May 29, 2016

An Independence Day for Britain?

Leaders of the campaign to end Britain’s membership in the European Union hope that next month’s referendum will make June 23, 2016, a date as luminous in modern British history as May 3, 1979, when voters made Margaret Thatcher prime minister. Michael Gove, secretary of justice and leader of the campaign for Brexit — Britain’s withdrawal from the EU — anticipates a “galvanizing, liberating, empowering moment of national renewal.”

Leaders of the campaign to end Britain’s membership in the European Union hope that next month’s referendum will make June 23, 2016, a date as luminous in modern British history as May 3, 1979, when voters made Margaret Thatcher prime minister. Michael Gove, secretary of justice and leader of the campaign for Brexit — Britain’s withdrawal from the EU — anticipates a “galvanizing, liberating, empowering moment of national renewal.”

For Americans, Britain’s debate about Brexit is more substantive, and perhaps more important, than their dispiriting presidential choice. American conservatives would regard Britain’s withdrawal from the EU as the healthy rejection of political grandiosity.

Gove’s friend, Prime Minister David Cameron, who opposes Brexit, says that the referendum is “perhaps the most important decision the British people will have to take at the ballot box in our lifetimes.” Advocates of Brexit agree, but add: If Britons vote to remain in the EU, this might be the last important decision made at British ballot boxes because important decisions will increasingly be made in Brussels.

The EU’s “democracy deficit” is mistakenly considered merely an unintended injury done by the creation of a blessing — a continent-wide administrative state.
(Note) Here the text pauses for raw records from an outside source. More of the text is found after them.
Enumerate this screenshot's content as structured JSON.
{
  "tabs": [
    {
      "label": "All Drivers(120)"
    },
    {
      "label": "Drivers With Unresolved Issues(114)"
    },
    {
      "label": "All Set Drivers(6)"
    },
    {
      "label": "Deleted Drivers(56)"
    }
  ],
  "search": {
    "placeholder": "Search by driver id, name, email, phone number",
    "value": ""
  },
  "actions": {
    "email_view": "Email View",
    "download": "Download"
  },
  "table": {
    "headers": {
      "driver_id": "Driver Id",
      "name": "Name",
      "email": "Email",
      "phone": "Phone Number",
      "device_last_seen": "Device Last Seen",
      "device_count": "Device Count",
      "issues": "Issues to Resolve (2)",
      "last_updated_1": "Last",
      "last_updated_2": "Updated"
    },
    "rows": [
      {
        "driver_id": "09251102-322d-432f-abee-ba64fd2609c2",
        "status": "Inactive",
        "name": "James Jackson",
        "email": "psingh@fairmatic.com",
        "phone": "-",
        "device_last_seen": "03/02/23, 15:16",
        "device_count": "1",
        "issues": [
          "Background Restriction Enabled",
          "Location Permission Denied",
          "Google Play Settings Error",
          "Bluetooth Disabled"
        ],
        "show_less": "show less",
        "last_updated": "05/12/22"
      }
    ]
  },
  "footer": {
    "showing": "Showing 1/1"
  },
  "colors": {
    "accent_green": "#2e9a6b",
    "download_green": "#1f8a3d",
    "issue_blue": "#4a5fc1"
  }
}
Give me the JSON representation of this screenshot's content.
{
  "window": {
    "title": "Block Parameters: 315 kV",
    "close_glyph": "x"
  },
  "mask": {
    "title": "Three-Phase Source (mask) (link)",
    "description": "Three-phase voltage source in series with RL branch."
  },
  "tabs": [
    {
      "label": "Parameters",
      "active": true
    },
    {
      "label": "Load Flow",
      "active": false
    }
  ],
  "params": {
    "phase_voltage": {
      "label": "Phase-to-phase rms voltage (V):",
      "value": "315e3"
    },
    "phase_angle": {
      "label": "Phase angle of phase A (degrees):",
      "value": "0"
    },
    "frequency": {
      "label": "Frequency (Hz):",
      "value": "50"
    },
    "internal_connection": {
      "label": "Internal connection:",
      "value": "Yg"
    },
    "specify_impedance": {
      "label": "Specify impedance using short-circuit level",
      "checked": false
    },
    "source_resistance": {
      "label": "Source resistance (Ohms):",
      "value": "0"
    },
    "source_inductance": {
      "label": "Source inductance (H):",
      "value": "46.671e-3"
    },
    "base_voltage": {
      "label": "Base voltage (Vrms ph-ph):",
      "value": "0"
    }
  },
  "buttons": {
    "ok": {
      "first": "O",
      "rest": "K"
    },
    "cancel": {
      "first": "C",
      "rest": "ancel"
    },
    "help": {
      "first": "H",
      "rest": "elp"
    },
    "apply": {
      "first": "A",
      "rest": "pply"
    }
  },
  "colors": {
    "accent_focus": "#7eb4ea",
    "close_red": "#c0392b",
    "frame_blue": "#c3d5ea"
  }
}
Actually, the deficit is the point of such a state. In Europe, as in the United States, the administrative state exists to marginalize politics — to achieve Henri de Saint-Simon’s goal of “replacing the government of persons by the administration of things.” The idea of a continent-wide European democracy presupposes the existence of a single European demos, the nonexistence of which can be confirmed by a drive from, say, Stettin in the Baltic to Trieste in the Adriatic.

Gove believes that the ongoing concentration of power in Brussels, seat of “the bureaucratic regulatory temptation,” guarantees “regulation in the interest of incumbents” who “do not want a dynamic, innovative Europe.” Under Europe’s administrative state, Gove says “interest groups are stronger than ever” and they prefer social stasis to the uncertainties of societies that welcome the creative destruction of those interests that thrive by rent-seeking. Gove likens the EU’s figurehead Parliament to “the Russian Duma under the czars, or the Hapsburg parliament.” The EU is “a rigged cartel in the interest of the smug.”

If, as some serious people here fear, Europe’s current crisis of migration is just the beginning of one of the largest population movements in history, the EU’s enfeebled national governments must prepare to cope with inundations. But each EU member’s latitude for action exists at the sufferance of EU institutions.

Gove believes that most of the British public, and even most members of Parliament, see the familiar trappings and procedures of the House of Commons — the mace, question time — and think nothing has changed. But most of binding law in Britain — estimates vary from 55 percent to 65 percent — does not arise from the Parliament in Westminster but from the European Commission in Brussels.

The EU has a flag no one salutes, an anthem no one sings, a president no one can name, a parliament that no one other than its members wants to have more power (which must be subtracted from national legislatures), a capital of coagulated bureaucracies that no one admires or controls, a currency that presupposes what neither does nor should exist (a European central government administering fiscal policy), and rules of fiscal behavior (limits on debt-to-GDP ratios) that few if any members obey and none have been penalized for ignoring.

Journalist and historian Max Hastings, who will vote Remain, says the bitterness between Leave and Remain Conservatives is reminiscent of the Suez crisis of 1956 and is “wildly unreasonable,” given that Britain’s gravest problems — an unsustainable National Health Service, a “failing” education system, low economic productivity — “have nothing to do with Brussels.” Besides, especially given the worsening migration crisis, “I cannot believe that the EU, and even more the eurozone, will or should survive in their present form through another decade.” Supporters of Brexit agree that, such is the EU’s flux, there is no stable status quo to embrace, so leaving is no more risky than remaining.

Mildly invoking 1776 for an American guest, Gove says “self-government works better than being part of an empire that doesn’t have our interests at heart.” So, the 23rd of June can become Britain’s Fourth of July — a Declaration of Independence. If Britain rejects continuing complicity in the EU project — constructing a bland leviathan from surrendered national sovereignties — it will have rejected the idea that its future greatness depends on submersion in something larger than itself. It will have taken an off-ramp from the road to serfdom.